Social Warming analiza los efectos graves de las plataformas sociales en el voto del Brexit en el Reino Unido y las elecciones presidenciales en los Estados Unidos en 2016, con detalles sobre los intereses económicos por los cuales la redes sociales pueden cobrar dinero para manipular el voto en distritos claves y albergar operaciones de inteligencia como la injerencia rusa en el ascenso de Trump.
Con gran habilidad, Arthur echa abajo las pretensiones de defensa del libre discurso de las grandes tecnológicas en otro capítulo, sobre la pandemia, donde documenta cómo intervinieron contra la desinformación, a diferencia de lo que hicieron con las democracias en numerosos países para recoger miles de millones en publicidad electoral. Cuando hay consecuencias legales —argumentó— los CEOs se avienen a cumplir: Alemania multó el discurso violento en 2017 y hoy uno de cada seis moderadores de Facebook trabaja en ese país.
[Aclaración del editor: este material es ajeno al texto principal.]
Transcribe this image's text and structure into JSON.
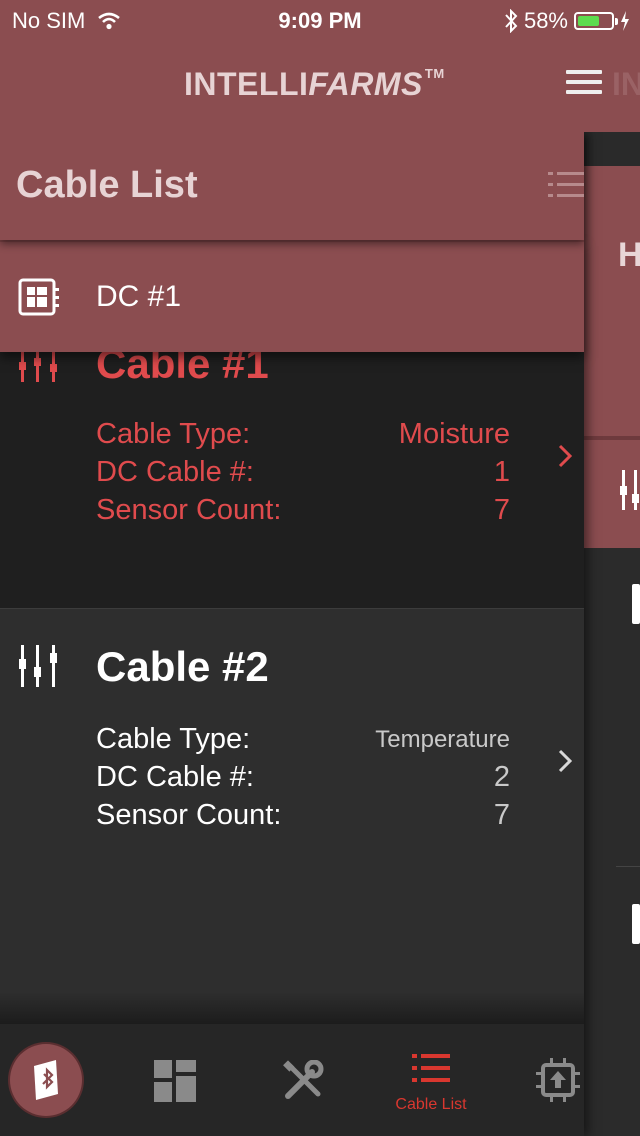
{
  "status_bar": {
    "carrier": "No SIM",
    "time": "9:09 PM",
    "battery_percent": "58%",
    "battery_level": 0.58
  },
  "header": {
    "brand_plain": "INTELLI",
    "brand_italic": "FARMS",
    "brand_tm": "TM"
  },
  "list_panel": {
    "title": "Cable List",
    "dc_label": "DC #1"
  },
  "cables": [
    {
      "name": "Cable #1",
      "type_label": "Cable Type:",
      "type_value": "Moisture",
      "dc_cable_label": "DC Cable #:",
      "dc_cable_value": "1",
      "sensor_label": "Sensor Count:",
      "sensor_value": "7"
    },
    {
      "name": "Cable #2",
      "type_label": "Cable Type:",
      "type_value": "Temperature",
      "dc_cable_label": "DC Cable #:",
      "dc_cable_value": "2",
      "sensor_label": "Sensor Count:",
      "sensor_value": "7"
    }
  ],
  "back_panel": {
    "heading_fragment": "H"
  },
  "tabs": {
    "cable_list_label": "Cable List"
  },
  "colors": {
    "brand": "#8b4d50",
    "accent_red": "#e04b4d",
    "tab_active": "#d9372f"
  },
  "icons": [
    "wifi-icon",
    "bluetooth-icon",
    "charging-icon",
    "menu-icon",
    "list-icon",
    "controller-icon",
    "slider-icon",
    "chevron-right-icon",
    "dashboard-icon",
    "tools-icon",
    "chip-icon"
  ]
}
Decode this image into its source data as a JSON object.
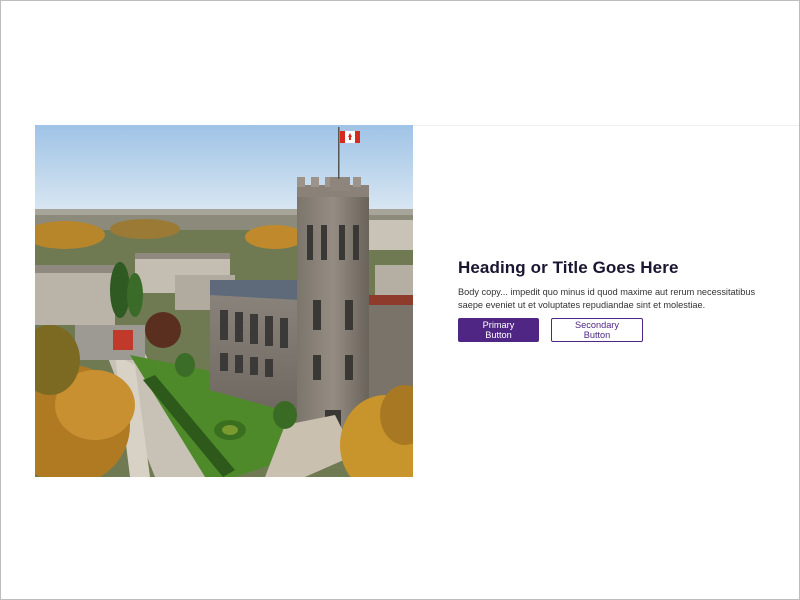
{
  "hero": {
    "image_alt": "Aerial view of a university campus with a stone clock tower flying a Canadian flag",
    "heading": "Heading or Title Goes Here",
    "body": "Body copy... impedit quo minus id quod maxime aut rerum necessitatibus saepe eveniet ut et voluptates repudiandae sint et molestiae.",
    "primary_button_label": "Primary Button",
    "secondary_button_label": "Secondary Button"
  },
  "colors": {
    "brand_purple": "#4f2683",
    "heading_text": "#1a1530",
    "body_text": "#333333",
    "frame_border": "#bdbdbd"
  },
  "icons": {
    "flag": "canadian-flag-icon"
  }
}
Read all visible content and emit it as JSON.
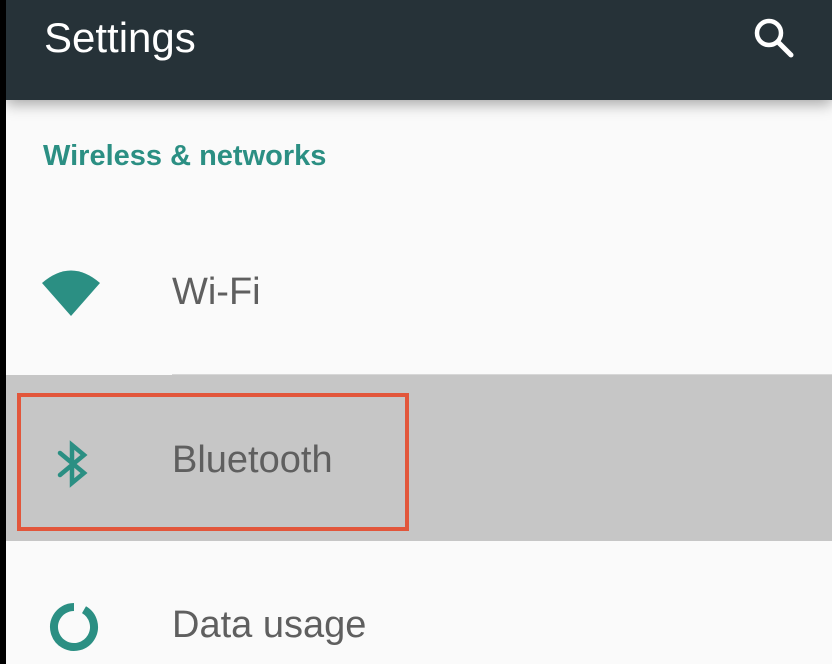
{
  "toolbar": {
    "title": "Settings",
    "search_icon": "search-icon",
    "background": "#263238"
  },
  "section": {
    "header": "Wireless & networks",
    "accent": "#2b8f83"
  },
  "items": [
    {
      "label": "Wi-Fi",
      "icon": "wifi-icon"
    },
    {
      "label": "Bluetooth",
      "icon": "bluetooth-icon",
      "pressed": true
    },
    {
      "label": "Data usage",
      "icon": "data-usage-icon"
    }
  ],
  "highlight_color": "#e2563b"
}
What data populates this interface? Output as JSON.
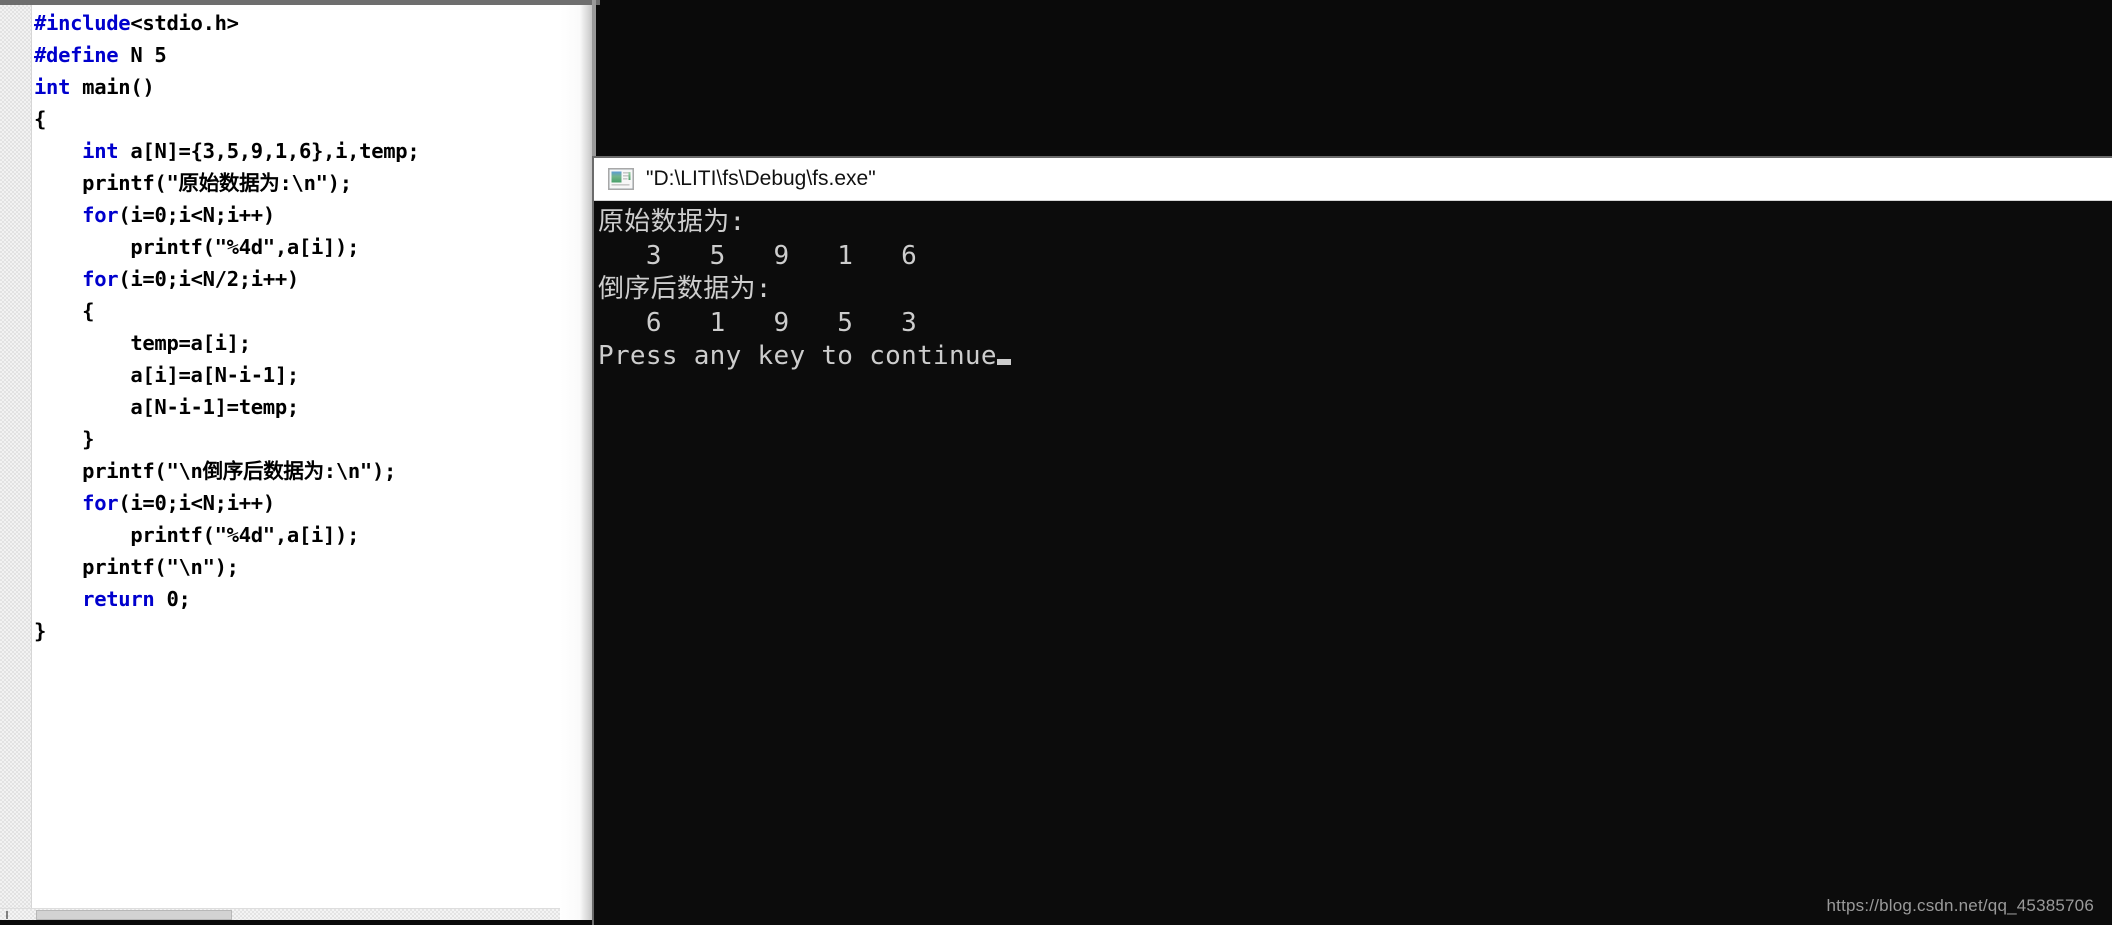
{
  "editor": {
    "name": "source-code-editor",
    "language": "c",
    "lines": [
      {
        "indent": 0,
        "segments": [
          {
            "t": "#include",
            "c": "pp"
          },
          {
            "t": "<stdio.h>",
            "c": ""
          }
        ]
      },
      {
        "indent": 0,
        "segments": [
          {
            "t": "#define",
            "c": "pp"
          },
          {
            "t": " N 5",
            "c": ""
          }
        ]
      },
      {
        "indent": 0,
        "segments": [
          {
            "t": "int",
            "c": "kw"
          },
          {
            "t": " main()",
            "c": ""
          }
        ]
      },
      {
        "indent": 0,
        "segments": [
          {
            "t": "{",
            "c": ""
          }
        ]
      },
      {
        "indent": 4,
        "segments": [
          {
            "t": "int",
            "c": "kw"
          },
          {
            "t": " a[N]={3,5,9,1,6},i,temp;",
            "c": ""
          }
        ]
      },
      {
        "indent": 4,
        "segments": [
          {
            "t": "printf(\"原始数据为:\\n\");",
            "c": ""
          }
        ]
      },
      {
        "indent": 4,
        "segments": [
          {
            "t": "for",
            "c": "kw"
          },
          {
            "t": "(i=0;i<N;i++)",
            "c": ""
          }
        ]
      },
      {
        "indent": 8,
        "segments": [
          {
            "t": "printf(\"%4d\",a[i]);",
            "c": ""
          }
        ]
      },
      {
        "indent": 4,
        "segments": [
          {
            "t": "for",
            "c": "kw"
          },
          {
            "t": "(i=0;i<N/2;i++)",
            "c": ""
          }
        ]
      },
      {
        "indent": 4,
        "segments": [
          {
            "t": "{",
            "c": ""
          }
        ]
      },
      {
        "indent": 8,
        "segments": [
          {
            "t": "temp=a[i];",
            "c": ""
          }
        ]
      },
      {
        "indent": 8,
        "segments": [
          {
            "t": "a[i]=a[N-i-1];",
            "c": ""
          }
        ]
      },
      {
        "indent": 8,
        "segments": [
          {
            "t": "a[N-i-1]=temp;",
            "c": ""
          }
        ]
      },
      {
        "indent": 4,
        "segments": [
          {
            "t": "}",
            "c": ""
          }
        ]
      },
      {
        "indent": 4,
        "segments": [
          {
            "t": "printf(\"\\n倒序后数据为:\\n\");",
            "c": ""
          }
        ]
      },
      {
        "indent": 4,
        "segments": [
          {
            "t": "for",
            "c": "kw"
          },
          {
            "t": "(i=0;i<N;i++)",
            "c": ""
          }
        ]
      },
      {
        "indent": 8,
        "segments": [
          {
            "t": "printf(\"%4d\",a[i]);",
            "c": ""
          }
        ]
      },
      {
        "indent": 4,
        "segments": [
          {
            "t": "printf(\"\\n\");",
            "c": ""
          }
        ]
      },
      {
        "indent": 4,
        "segments": [
          {
            "t": "return",
            "c": "kw"
          },
          {
            "t": " 0;",
            "c": ""
          }
        ]
      },
      {
        "indent": 0,
        "segments": [
          {
            "t": "}",
            "c": ""
          }
        ]
      }
    ],
    "keyword_color": "#0000cd",
    "text_color": "#000000",
    "background_color": "#ffffff"
  },
  "console": {
    "title": "\"D:\\LITI\\fs\\Debug\\fs.exe\"",
    "icon": "console-window-icon",
    "background_color": "#0c0c0c",
    "text_color": "#cdcdcd",
    "output_lines": [
      "原始数据为:",
      "   3   5   9   1   6",
      "倒序后数据为:",
      "   6   1   9   5   3",
      "Press any key to continue"
    ],
    "cursor_visible": true
  },
  "program_data": {
    "array_name": "a",
    "array_size": 5,
    "original": [
      3,
      5,
      9,
      1,
      6
    ],
    "reversed": [
      6,
      1,
      9,
      5,
      3
    ],
    "original_label": "原始数据为:",
    "reversed_label": "倒序后数据为:",
    "prompt": "Press any key to continue"
  },
  "watermark": {
    "text": "https://blog.csdn.net/qq_45385706"
  },
  "scrollbar": {
    "orientation": "horizontal",
    "thumb_position_pct": 6
  }
}
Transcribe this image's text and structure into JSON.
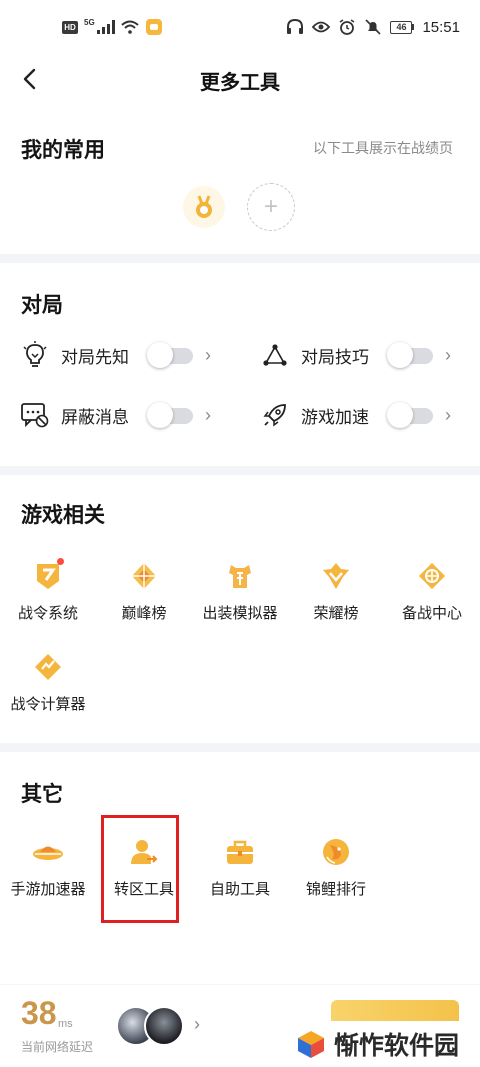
{
  "status_bar": {
    "network_badge": "HD",
    "signal_label": "5G",
    "battery_level": "46",
    "time": "15:51"
  },
  "nav": {
    "title": "更多工具"
  },
  "favorites": {
    "title": "我的常用",
    "note": "以下工具展示在战绩页",
    "add_symbol": "+"
  },
  "match": {
    "title": "对局",
    "toggles": [
      {
        "label": "对局先知",
        "icon": "lightbulb-icon",
        "enabled": false
      },
      {
        "label": "对局技巧",
        "icon": "triangle-nodes-icon",
        "enabled": false
      },
      {
        "label": "屏蔽消息",
        "icon": "message-block-icon",
        "enabled": false
      },
      {
        "label": "游戏加速",
        "icon": "rocket-icon",
        "enabled": false
      }
    ]
  },
  "game_related": {
    "title": "游戏相关",
    "items": [
      {
        "label": "战令系统",
        "icon": "battle-pass-icon",
        "badge": true
      },
      {
        "label": "巅峰榜",
        "icon": "peak-rank-icon"
      },
      {
        "label": "出装模拟器",
        "icon": "armor-sim-icon"
      },
      {
        "label": "荣耀榜",
        "icon": "glory-rank-icon"
      },
      {
        "label": "备战中心",
        "icon": "prep-center-icon"
      },
      {
        "label": "战令计算器",
        "icon": "calculator-icon"
      }
    ]
  },
  "others": {
    "title": "其它",
    "items": [
      {
        "label": "手游加速器",
        "icon": "accelerator-icon"
      },
      {
        "label": "转区工具",
        "icon": "transfer-user-icon"
      },
      {
        "label": "自助工具",
        "icon": "toolbox-icon"
      },
      {
        "label": "锦鲤排行",
        "icon": "koi-icon"
      }
    ]
  },
  "bottom": {
    "ping_value": "38",
    "ping_unit": "ms",
    "ping_caption": "当前网络延迟"
  },
  "watermark": {
    "text": "惭怍软件园"
  },
  "colors": {
    "accent": "#f5b83a",
    "highlight": "#e02020",
    "ping": "#c9964b"
  }
}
El libro concluye con un llamado a la regulación para que, en primer lugar, se limite el uso malicioso haciendo que compartir el contenido sea menos fácil que un click, y sobre todo se considere una condición básica: “Para que un sistema —cualquier sistema— sea viable tiene que poder afrontar la complejidad de su entorno. Y si no puede hacerlo, es inviable”, citó una derivación de una ley cibernética.
Desde su perspectiva, Facebook y Google no son viables. Su propuesta consiste en dividirlas en redes con un máximo de tamaño. No es muy distinto de lo que sucede con los medios de comunicación: hay un límite a la cantidad que se puede concentrar.
“¿Qué pasaría si Facebook y Google no existieran, y alguien propusiera que se les diera a dos corporaciones el control efectivo sobre la comunicación y el conocimiento globales?”, citó un trabajo sobre competencia regulada. “No suena muy deseable”, concluyó.